Siddle, by contrast, was far more erratic with his lines and conceded runs at near six-an-over. A late burst, in which he accounted for the wickets of Mark Nelson and David Willey, served as a timely reminder of his potency, but Australia can ill-afford to enter another Test with two errant pacemen. If Johnson is retained, Siddle looms as the unlucky omission.

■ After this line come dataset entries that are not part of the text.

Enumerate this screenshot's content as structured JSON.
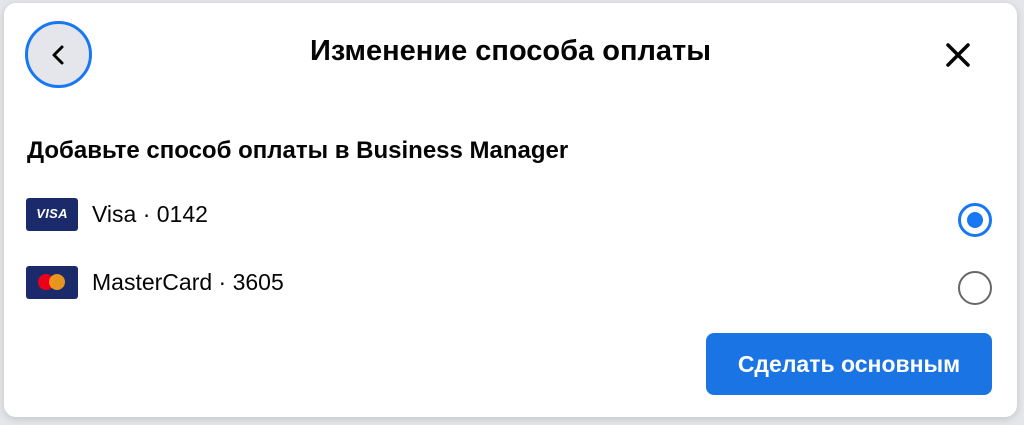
{
  "dialog": {
    "title": "Изменение способа оплаты",
    "back_icon": "chevron-left-icon",
    "close_icon": "close-icon"
  },
  "section": {
    "heading": "Добавьте способ оплаты в Business Manager"
  },
  "payment_methods": [
    {
      "brand": "Visa",
      "logo_text": "VISA",
      "label": "Visa · 0142",
      "selected": true
    },
    {
      "brand": "MasterCard",
      "label": "MasterCard · 3605",
      "selected": false
    }
  ],
  "actions": {
    "primary_label": "Сделать основным"
  },
  "colors": {
    "accent": "#1877f2",
    "button": "#1b74e4",
    "visa_bg": "#1a2a6b",
    "mc_red": "#eb001b",
    "mc_yellow": "#f79e1b"
  }
}
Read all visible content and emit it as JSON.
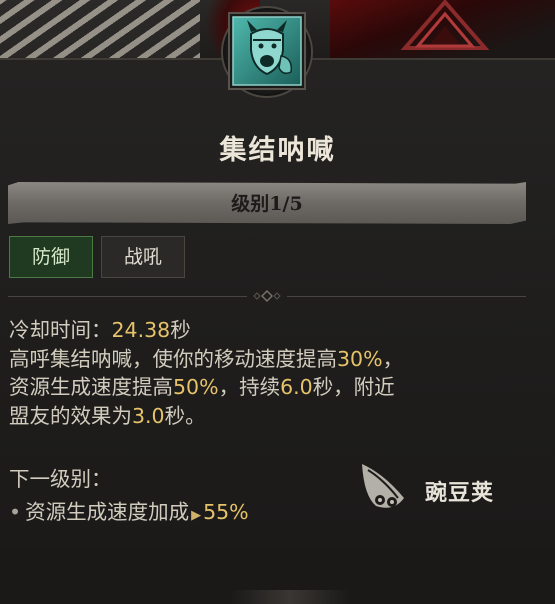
{
  "skill": {
    "icon": "horned-helmet-shouting-face-icon",
    "name": "集结呐喊",
    "level_label": "级别1/5"
  },
  "tags": [
    "防御",
    "战吼"
  ],
  "details": {
    "cooldown_label": "冷却时间：",
    "cooldown_value": "24.38",
    "cooldown_unit": "秒",
    "desc_line1_a": "高呼集结呐喊，使你的移动速度提高",
    "desc_line1_val": "30%",
    "desc_line1_b": "，",
    "desc_line2_a": "资源生成速度提高",
    "desc_line2_val": "50%",
    "desc_line2_b": "，持续",
    "desc_line2_val2": "6.0",
    "desc_line2_c": "秒，附近",
    "desc_line3_a": "盟友的效果为",
    "desc_line3_val": "3.0",
    "desc_line3_b": "秒。"
  },
  "next_level": {
    "heading": "下一级别：",
    "stat_label": "资源生成速度加成",
    "stat_value": "55%"
  },
  "watermark": {
    "text": "豌豆荚",
    "icon": "wandoujia-logo-icon"
  },
  "colors": {
    "highlight": "#e6c36a",
    "defense_tag_bg": "#1f3a20",
    "icon_teal": "#2d8f86"
  }
}
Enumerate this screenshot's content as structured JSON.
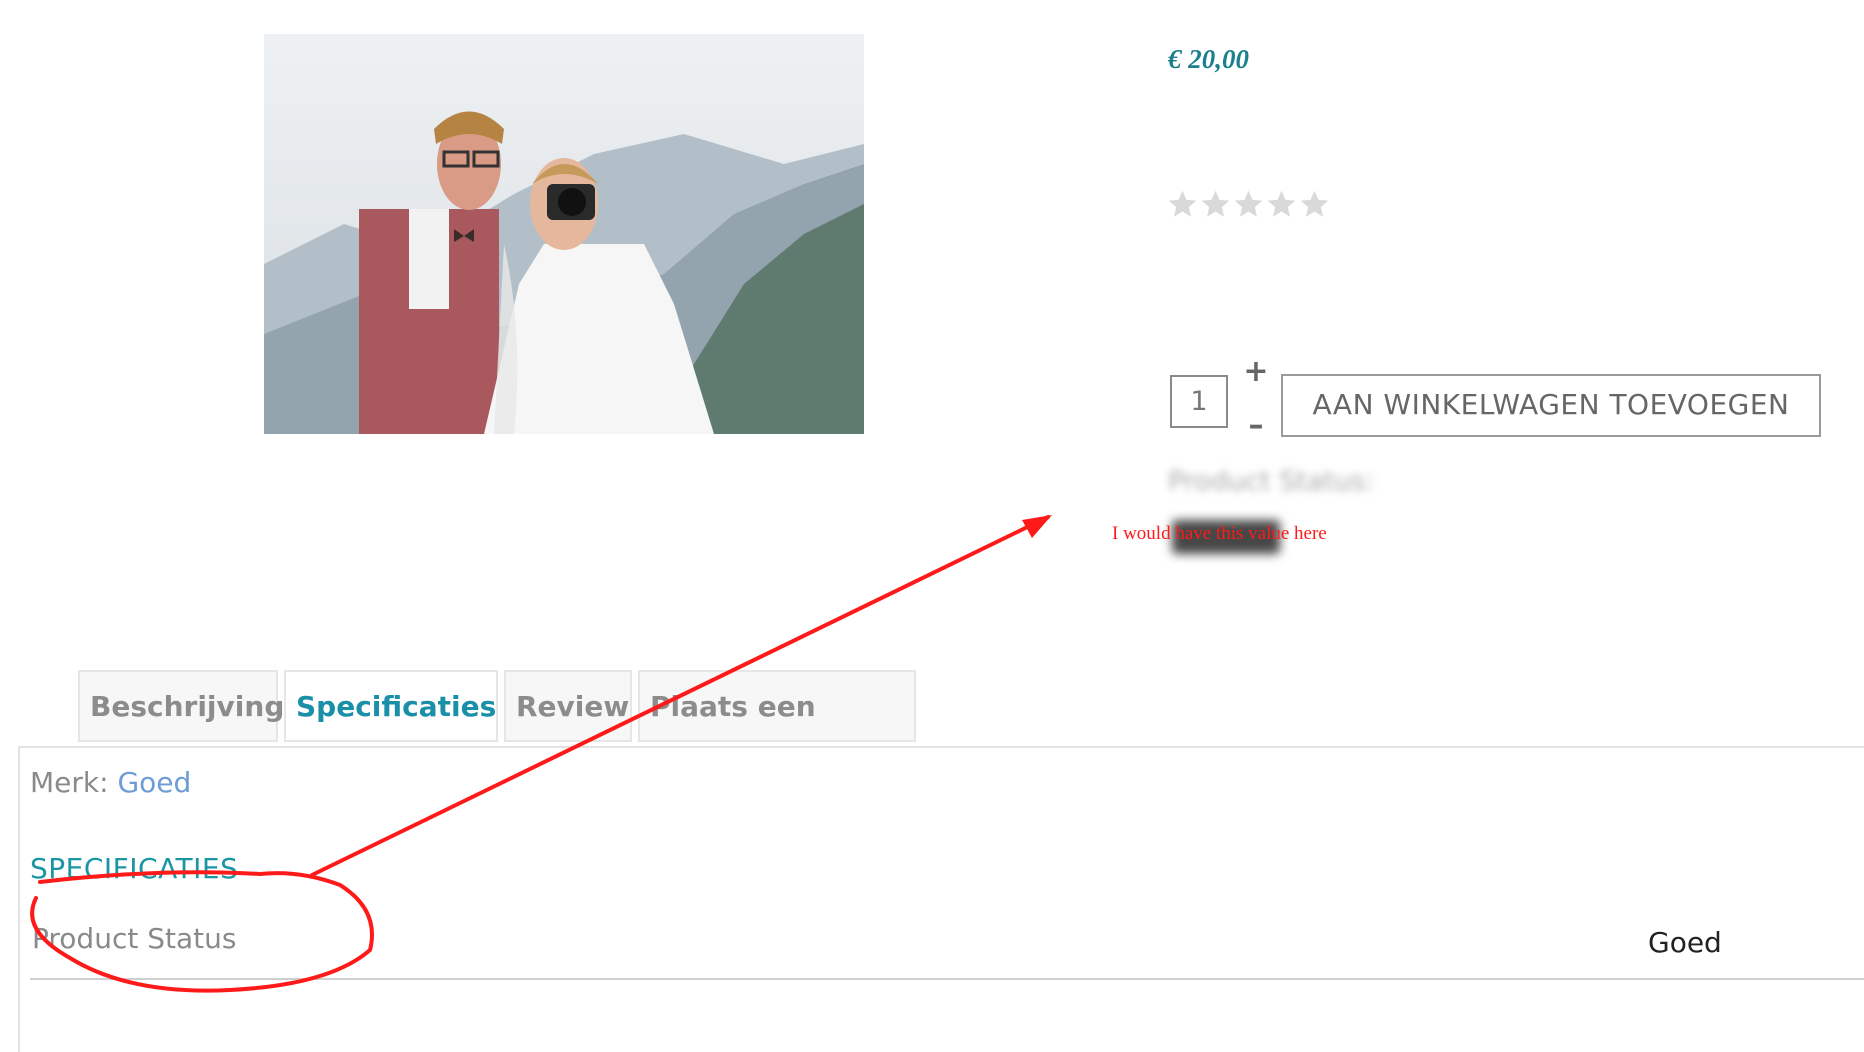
{
  "product": {
    "price": "€ 20,00",
    "rating": 0,
    "rating_max": 5,
    "quantity": "1",
    "qty_plus": "+",
    "qty_minus": "–",
    "add_to_cart_label": "AAN WINKELWAGEN TOEVOEGEN",
    "blurred_status_label": "Product Status:"
  },
  "annotation": {
    "text": "I would have this value here",
    "color": "#ff1a1a"
  },
  "tabs": [
    {
      "label": "Beschrijving",
      "active": false
    },
    {
      "label": "Specificaties",
      "active": true
    },
    {
      "label": "Review",
      "active": false
    },
    {
      "label": "Plaats een review",
      "active": false
    }
  ],
  "specs": {
    "merk_label": "Merk:",
    "merk_value": "Goed",
    "heading": "SPECIFICATIES",
    "rows": [
      {
        "label": "Product Status",
        "value": "Goed"
      }
    ]
  },
  "colors": {
    "accent": "#1a8fa8",
    "price": "#1b7f8e",
    "link": "#6e9cd6"
  }
}
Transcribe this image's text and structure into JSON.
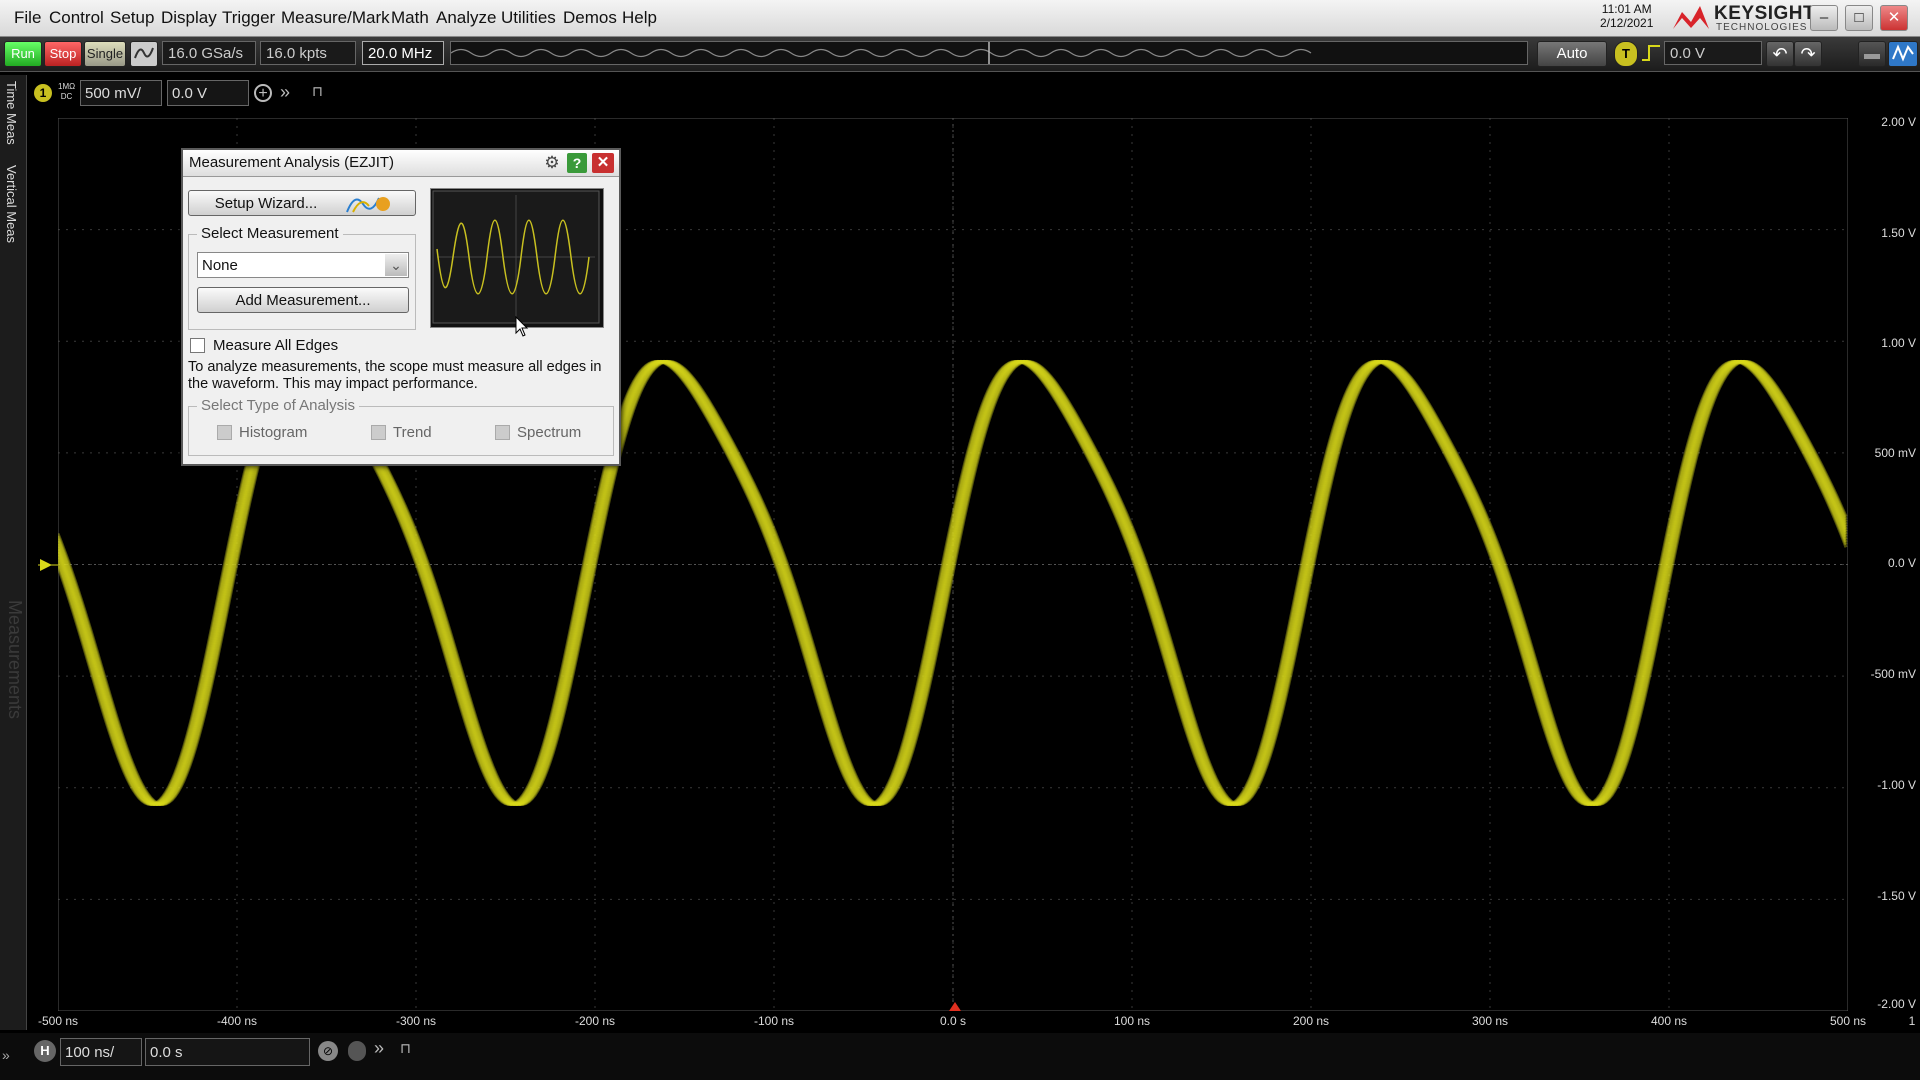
{
  "menu": [
    "File",
    "Control",
    "Setup",
    "Display",
    "Trigger",
    "Measure/Mark",
    "Math",
    "Analyze",
    "Utilities",
    "Demos",
    "Help"
  ],
  "clock": {
    "time": "11:01 AM",
    "date": "2/12/2021"
  },
  "brand": {
    "name": "KEYSIGHT",
    "sub": "TECHNOLOGIES"
  },
  "toolbar": {
    "run": "Run",
    "stop": "Stop",
    "single": "Single",
    "sample_rate": "16.0 GSa/s",
    "memory_depth": "16.0 kpts",
    "bandwidth": "20.0 MHz",
    "trigger_mode": "Auto",
    "trigger_level": "0.0 V",
    "trigger_icon": "T"
  },
  "channel": {
    "number": "1",
    "coupling_top": "1MΩ",
    "coupling_bottom": "DC",
    "scale": "500 mV/",
    "offset": "0.0 V"
  },
  "left_tabs": [
    "Time Meas",
    "Vertical Meas"
  ],
  "measurements_watermark": "Measurements",
  "y_axis": [
    "2.00 V",
    "1.50 V",
    "1.00 V",
    "500 mV",
    "0.0 V",
    "-500 mV",
    "-1.00 V",
    "-1.50 V",
    "-2.00 V"
  ],
  "x_axis": [
    "-500 ns",
    "-400 ns",
    "-300 ns",
    "-200 ns",
    "-100 ns",
    "0.0 s",
    "100 ns",
    "200 ns",
    "300 ns",
    "400 ns",
    "500 ns"
  ],
  "x_axis_extra": "1",
  "timebase": {
    "label": "H",
    "scale": "100 ns/",
    "position": "0.0 s"
  },
  "dialog": {
    "title": "Measurement Analysis (EZJIT)",
    "setup_wizard": "Setup Wizard...",
    "select_measurement": "Select Measurement",
    "measurement_value": "None",
    "add_measurement": "Add Measurement...",
    "measure_all_edges": "Measure All Edges",
    "info": "To analyze measurements, the scope must measure all edges in the waveform. This may impact performance.",
    "analysis_type": "Select Type of Analysis",
    "histogram": "Histogram",
    "trend": "Trend",
    "spectrum": "Spectrum"
  },
  "colors": {
    "trace": "#d8d81a",
    "run": "#3fbf3f",
    "stop": "#d43030",
    "single": "#c8c8a0",
    "dialog_bg": "#f0f0f0"
  }
}
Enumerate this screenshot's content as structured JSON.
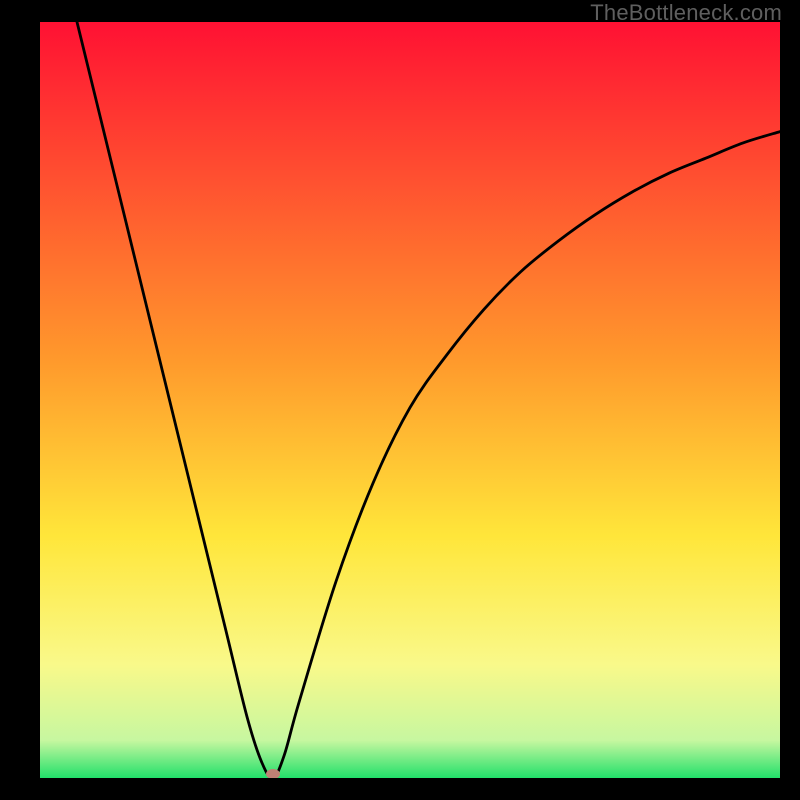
{
  "attribution": "TheBottleneck.com",
  "colors": {
    "frame": "#000000",
    "top": "#ff1133",
    "mid_upper": "#ff7a2c",
    "mid": "#ffd83a",
    "mid_lower": "#f9f98a",
    "green": "#22e06a",
    "marker": "#bf8075",
    "curve": "#000000"
  },
  "chart_data": {
    "type": "line",
    "title": "",
    "xlabel": "",
    "ylabel": "",
    "xlim": [
      0,
      100
    ],
    "ylim": [
      0,
      100
    ],
    "series": [
      {
        "name": "bottleneck-curve",
        "x": [
          5,
          10,
          15,
          20,
          25,
          28,
          30,
          31.5,
          33,
          35,
          40,
          45,
          50,
          55,
          60,
          65,
          70,
          75,
          80,
          85,
          90,
          95,
          100
        ],
        "y": [
          100,
          80,
          60,
          40,
          20,
          8,
          2,
          0,
          3,
          10,
          26,
          39,
          49,
          56,
          62,
          67,
          71,
          74.5,
          77.5,
          80,
          82,
          84,
          85.5
        ]
      }
    ],
    "optimal_point": {
      "x": 31.5,
      "y": 0
    },
    "gradient_stops": [
      {
        "offset": 0,
        "color": "#ff1133"
      },
      {
        "offset": 45,
        "color": "#ff9a2c"
      },
      {
        "offset": 68,
        "color": "#ffe63a"
      },
      {
        "offset": 85,
        "color": "#f9f98a"
      },
      {
        "offset": 95,
        "color": "#c7f7a0"
      },
      {
        "offset": 100,
        "color": "#22e06a"
      }
    ]
  }
}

Australia's seam-bowling ranks could also be boosted with the inclusion of Watson, should the selectors opt to reinstate him in preference of the inconsistent Marcus North. Following on from his dashing 84 in the first innings, Watson returned figures of 2 for 20 from five overs in his first competitive outing since Australia's ill-fated World Twenty20 campaign. His efforts stood in stark contrast to those of North - who was not called upon to bowl by Mike Hussey, and was scratchy at both the crease and in the field - but the North's centuries in Johannesburg and Cardiff will still be fresh in the minds of Ricky Ponting and the selectors.

Australia's first innings batting performance on Saturday was notable mainly for Hussey's decision to retire on 75, and Graham Manou's duck from his first ball as an Australian cricketer. The tourists eventually declared their innings closed to 308 for eight, and promptly leapt on the offensive as Clark seized the early wickets of Ben Howgego and Rob White.

Alex Wakely and Riki Wessels held the Australians at bay for well over an hour with respective half centuries, however the late bursts of Watson and Siddle precipitated Northamptonshire's declaration at 226 for 7.

Phillip Hughes used the second innings constructively with a pressure-relieving half-century, though not all his runs were convincing. The embattled opener survived a confident leg-side caught behind appeal off David Lucas - his same mode of dismissal in the first innings at Lord's - and earned a reprieve when he edged a David Wigley delivery between the wicketkeeper and first slip.

As has become customary, Hughes' innings was sprinkled with an array of dashing strokes, none more eye-catching than his six over long-on to raise his half-century. Andrew McDonald, batting in the uncustomary role of opener, looked far more settled during his 96 minutes at the crease and will resume on Sunday unbeaten on 69.